Here also were certainly two different ways of feeling about experience. One way had to do with a common sense world of objects separated by outline, keeping themselves to themselves and staying the same, the other had to do with a world of change, of continual development and process, one in which there was no sharp line between one state and the next, as there is no fixed boundary between twilight and darkness but only a gradual merging of the one into the other. But though I could know, in retrospect, that the changing world seemed nearer the true quality of experience, to give oneself to this knowledge seemed like taking some dangerous plunge; to part of my mind the changing world seemed near to a mad one and the fixed world the only sanity. And this idea of there being no fixed outline, no boundary between one state and another, also introduced the idea of no boundary between one self and another self, it brought in the idea of one personality merging with another. Here I could not help remembering what Cézanne is reported to have said about looking at a picture:

‘The part, the whole, the volumes, the values, the composition, the emotional quiver, everything, is there … Shut your eyes, wait, think of nothing. Now, open them … One sees nothing but a great coloured undulation. What then? An irradiation and glory of colour. That is what a picture should give us, a warm harmony, an abyss in which the eye is lost, a secret germination, a coloured state of grace. All these tones circulate in the blood, don’t they? One is revivified, born into the real world, one finds oneself, one becomes the painting. To love a painting, one must first have drunk deeply of it in long draughts. Lose consciousness. Descend with the painter into the dim tangled roots of things, and rise again from them in colours, be steeped in the light of them.’

J. Gasquet: Cézanne

This idea of the very eye which sees being lost, drowned in the flood of colour, sounded all right, as long as it was a coloured state of grace and one did rise again. But supposing one did not? And supposing that it was not a picture but a person that was loved like this? As yet I could not see very far along this way, but later it was to become clear that some of the foreboded dangers of this plunge into colour experience were to do with fears of embracing, becoming one with, something infinitely suffering, fears of plunging into a sea of pain in which both could become drowned. At present, however, I only knew that there was some unknown fear to be encountered in this matter of colour and the plunge into full imaginative experience of it.

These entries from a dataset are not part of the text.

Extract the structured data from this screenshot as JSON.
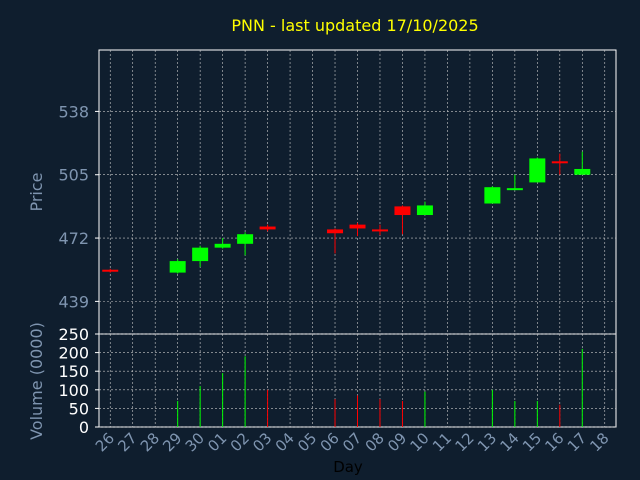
{
  "chart_data": [
    {
      "type": "candlestick",
      "title": "PNN - last updated 17/10/2025",
      "ylabel": "Price",
      "xlabel": "Day",
      "yticks": [
        439,
        472,
        505,
        538
      ],
      "ylim": [
        422,
        570
      ],
      "x_ticks": [
        "26",
        "27",
        "28",
        "29",
        "30",
        "01",
        "02",
        "03",
        "04",
        "05",
        "06",
        "07",
        "08",
        "09",
        "10",
        "11",
        "12",
        "13",
        "14",
        "15",
        "16",
        "17",
        "18"
      ],
      "grid": true,
      "candles": [
        {
          "day": "26",
          "open": 455.5,
          "close": 454.5,
          "high": 456.0,
          "low": 454.0
        },
        {
          "day": "29",
          "open": 454.0,
          "close": 460.0,
          "high": 461.0,
          "low": 453.5
        },
        {
          "day": "30",
          "open": 460.0,
          "close": 467.0,
          "high": 468.0,
          "low": 457.0
        },
        {
          "day": "01",
          "open": 467.0,
          "close": 469.0,
          "high": 472.0,
          "low": 466.5
        },
        {
          "day": "02",
          "open": 469.0,
          "close": 474.0,
          "high": 475.0,
          "low": 463.0
        },
        {
          "day": "03",
          "open": 478.0,
          "close": 476.5,
          "high": 479.0,
          "low": 475.5
        },
        {
          "day": "06",
          "open": 476.5,
          "close": 474.5,
          "high": 477.0,
          "low": 464.0
        },
        {
          "day": "07",
          "open": 479.0,
          "close": 477.0,
          "high": 480.0,
          "low": 473.0
        },
        {
          "day": "08",
          "open": 476.5,
          "close": 476.0,
          "high": 479.0,
          "low": 473.5
        },
        {
          "day": "09",
          "open": 488.5,
          "close": 484.0,
          "high": 489.0,
          "low": 474.0
        },
        {
          "day": "10",
          "open": 484.0,
          "close": 489.0,
          "high": 491.0,
          "low": 484.0
        },
        {
          "day": "13",
          "open": 490.0,
          "close": 498.5,
          "high": 499.0,
          "low": 490.0
        },
        {
          "day": "14",
          "open": 497.0,
          "close": 498.0,
          "high": 505.0,
          "low": 497.0
        },
        {
          "day": "15",
          "open": 501.0,
          "close": 513.5,
          "high": 514.0,
          "low": 501.0
        },
        {
          "day": "16",
          "open": 512.0,
          "close": 511.5,
          "high": 516.0,
          "low": 505.0
        },
        {
          "day": "17",
          "open": 505.0,
          "close": 508.0,
          "high": 517.0,
          "low": 505.0
        }
      ]
    },
    {
      "type": "bar",
      "ylabel": "Volume (0000)",
      "yticks": [
        0,
        50,
        100,
        150,
        200,
        250
      ],
      "ylim": [
        0,
        250
      ],
      "volumes": [
        {
          "day": "29",
          "value": 70,
          "dir": "up"
        },
        {
          "day": "30",
          "value": 110,
          "dir": "up"
        },
        {
          "day": "01",
          "value": 145,
          "dir": "up"
        },
        {
          "day": "02",
          "value": 190,
          "dir": "up"
        },
        {
          "day": "03",
          "value": 100,
          "dir": "down"
        },
        {
          "day": "06",
          "value": 75,
          "dir": "down"
        },
        {
          "day": "07",
          "value": 85,
          "dir": "down"
        },
        {
          "day": "08",
          "value": 75,
          "dir": "down"
        },
        {
          "day": "09",
          "value": 70,
          "dir": "down"
        },
        {
          "day": "10",
          "value": 95,
          "dir": "up"
        },
        {
          "day": "13",
          "value": 100,
          "dir": "up"
        },
        {
          "day": "14",
          "value": 70,
          "dir": "up"
        },
        {
          "day": "15",
          "value": 70,
          "dir": "up"
        },
        {
          "day": "16",
          "value": 60,
          "dir": "down"
        },
        {
          "day": "17",
          "value": 210,
          "dir": "up"
        }
      ]
    }
  ],
  "colors": {
    "background": "#0f1e2e",
    "axis": "#ffffff",
    "grid": "#c8c8c8",
    "title": "#ffff00",
    "label": "#7f95b0",
    "tick": "#ffffff",
    "up": "#00ff00",
    "down": "#ff0000"
  }
}
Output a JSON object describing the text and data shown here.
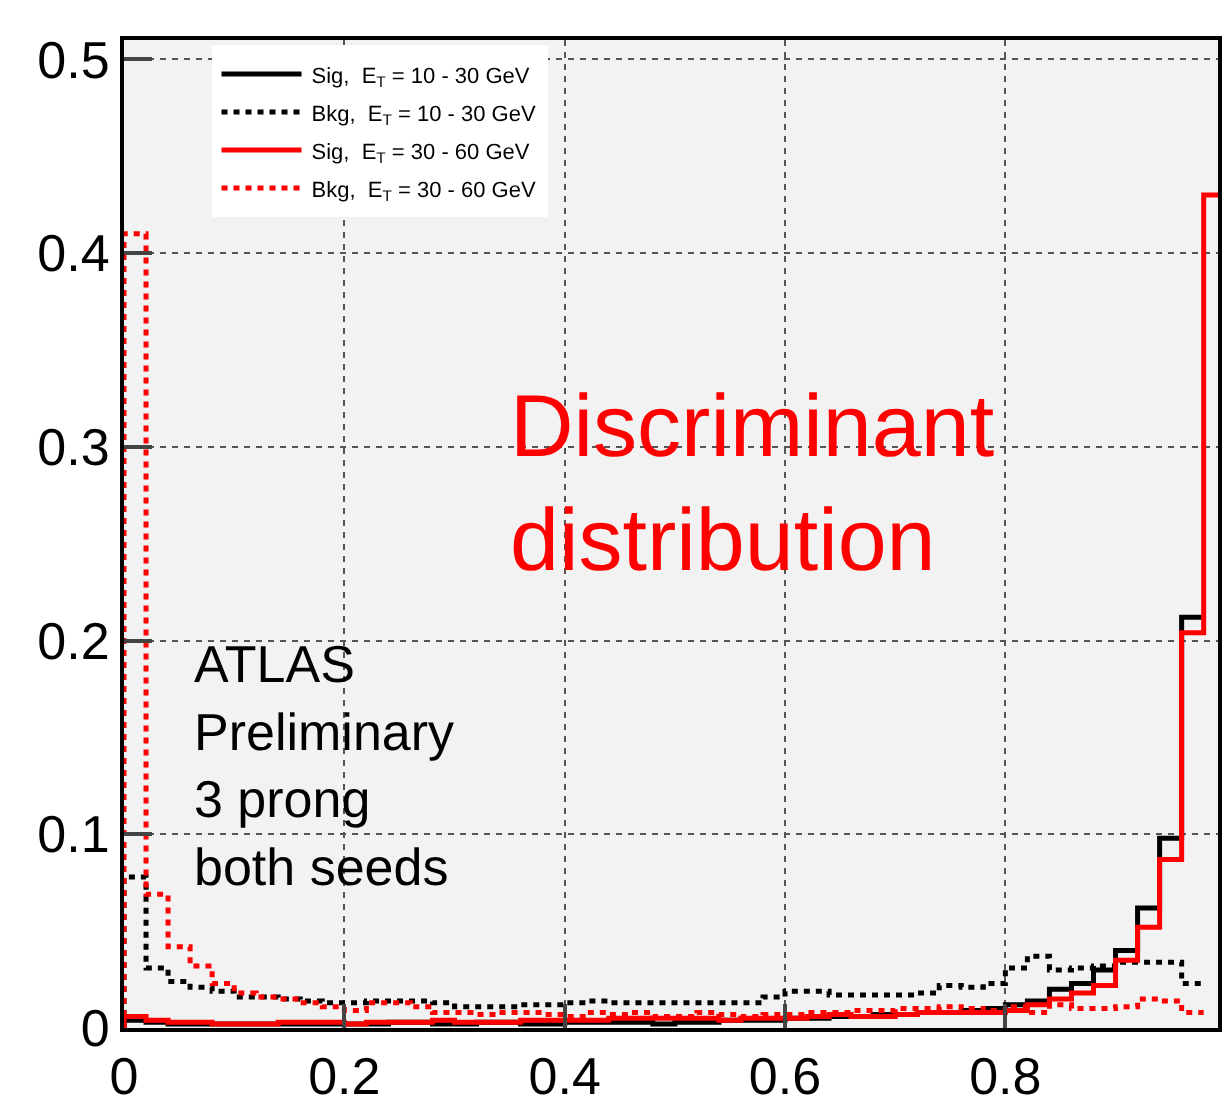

Persistent following up of any clue to what the eye liked had then led to this: to having to face the fact of a warmth and a glow and a delight flooding up from within, dictated by no external copy but existing and developing and changing in its own right, as a result of one’s own awareness of the developing relation between oneself and what one was looking at. But at the same time the dispensing with an external copy brought dangers of its own. Certainly it seemed that as long as one is content to live amongst the accepted realities of the common sense world, the fear of losing one’s hold on the solid earth may remain unrecognised; but that as soon as one tries to use one’s imagination, to see with the inner as well as with the outer eye, then it may have to be faced. I say ‘may’ because obviously there are some people for whom ventures into the world of imagination are not beset with dangers, or, at least, not always. I remembered Bunyan’s description of the valley of the Shadow of Death, how some saw in it:

‘… hobgoblins, satyrs, dragons of the pit.’

While Faithful’s report was that for him the sun had shone all the way.